La mission. Pour qu’une mission soit réalisée, chacun des individus doit pouvoir l’internaliser et la faire sienne en comprenant clairement l’impact de sa contribution et comment celle-ci s’inscrit dans son succès et celui des autres.  Requise donc est une forme d’interdépendance entre les coéquipiers, rendant possible la véritable collaboration.  Pour que ce milieu existe, un sentiment de sécurité psychologique doit être présent.  Il en revient au leader de mousser ce climat.
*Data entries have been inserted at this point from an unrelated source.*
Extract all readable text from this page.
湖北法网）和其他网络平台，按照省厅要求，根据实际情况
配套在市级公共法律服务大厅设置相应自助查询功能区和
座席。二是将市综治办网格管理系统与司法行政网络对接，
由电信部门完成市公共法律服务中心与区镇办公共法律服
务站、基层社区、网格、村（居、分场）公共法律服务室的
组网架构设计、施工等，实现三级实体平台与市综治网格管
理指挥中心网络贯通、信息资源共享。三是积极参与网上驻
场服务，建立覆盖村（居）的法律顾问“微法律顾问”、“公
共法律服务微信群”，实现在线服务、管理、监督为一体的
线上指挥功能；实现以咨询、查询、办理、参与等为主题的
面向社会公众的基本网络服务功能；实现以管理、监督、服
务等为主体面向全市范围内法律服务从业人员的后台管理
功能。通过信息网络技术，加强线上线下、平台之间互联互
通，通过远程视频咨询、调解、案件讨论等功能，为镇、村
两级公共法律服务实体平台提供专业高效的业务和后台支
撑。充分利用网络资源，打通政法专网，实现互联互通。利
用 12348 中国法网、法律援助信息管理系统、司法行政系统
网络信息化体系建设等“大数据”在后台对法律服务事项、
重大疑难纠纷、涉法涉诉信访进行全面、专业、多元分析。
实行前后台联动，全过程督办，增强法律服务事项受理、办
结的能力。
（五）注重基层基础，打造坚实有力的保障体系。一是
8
La reconnaissance. Lorsqu’un individu est reconnu et apprécié publiquement, les régions de son cerveau qui s’animent sont les mêmes que celles qui sont mises en action lorsqu’il gagne à la loterie.  En plus de la sécrétion de dopamine et autres hormones agréables (feel good hormones), il est encouragé à répéter ce comportement pour en expérimenter à nouveau les bénéfices.  Ce pouvoir appartient d’abord au leader.

Aussi, savoir qu’un comportement peut être modifié dans la mesure où l’on fait appel, en plus de sa raison, aux émotions de l’individu[5]. Ainsi celui-ci se sent engagé et motivé, contrairement au sentiment de se sentir mandaté (obligé) comme c’est souvent le cas dans un contexte de gestion par objectifs (MBO).  Un tel contexte trop souvent ne fait pas appel à l’engagement et la collaboration des membres de l’équipe mais plutôt résulte en une exigeante coordination d’efforts individuels de la part du leader. 

Finalement, plus un gestionnaire est en mesure de mettre ces pratiques en place, plus ceux qui en sont témoins sont motivés à en faire autant, créant ainsi un effet de spirale positive à l’intérieur de l’organisation.

Quel est le rôle du leader dans ce nouvel environnement?

Créer le milieu propice à la performance en reconnaissant qu’en cette ère ou la technologie peut tout faire, ou presque, la vraie valeur ajoutée  de l’homme est précisément, son humanité et toute la reconnaissance et les nuances que cela implique.

[1] Davis, N. Head of Society and Innovation, World Economic Forum. www.weforum.org/Tuesday January 19, 2016.

[2] Ashkenas, R. (2013). Change Management needs to change. Harvard Business Review, April 2013.

[3] McChrystal, S. (2015). Team of Teams; New Rule of engagement for a Complex World. Portfolio/Penguin. New York.

[4] Newton, J., Davis, J. Three secrets of organizational effectiveness. Strategy + Business, numéro 76, automne 2014.

[5] Deutschman, A. Change or Die. (2005) Fast Company – May 2005.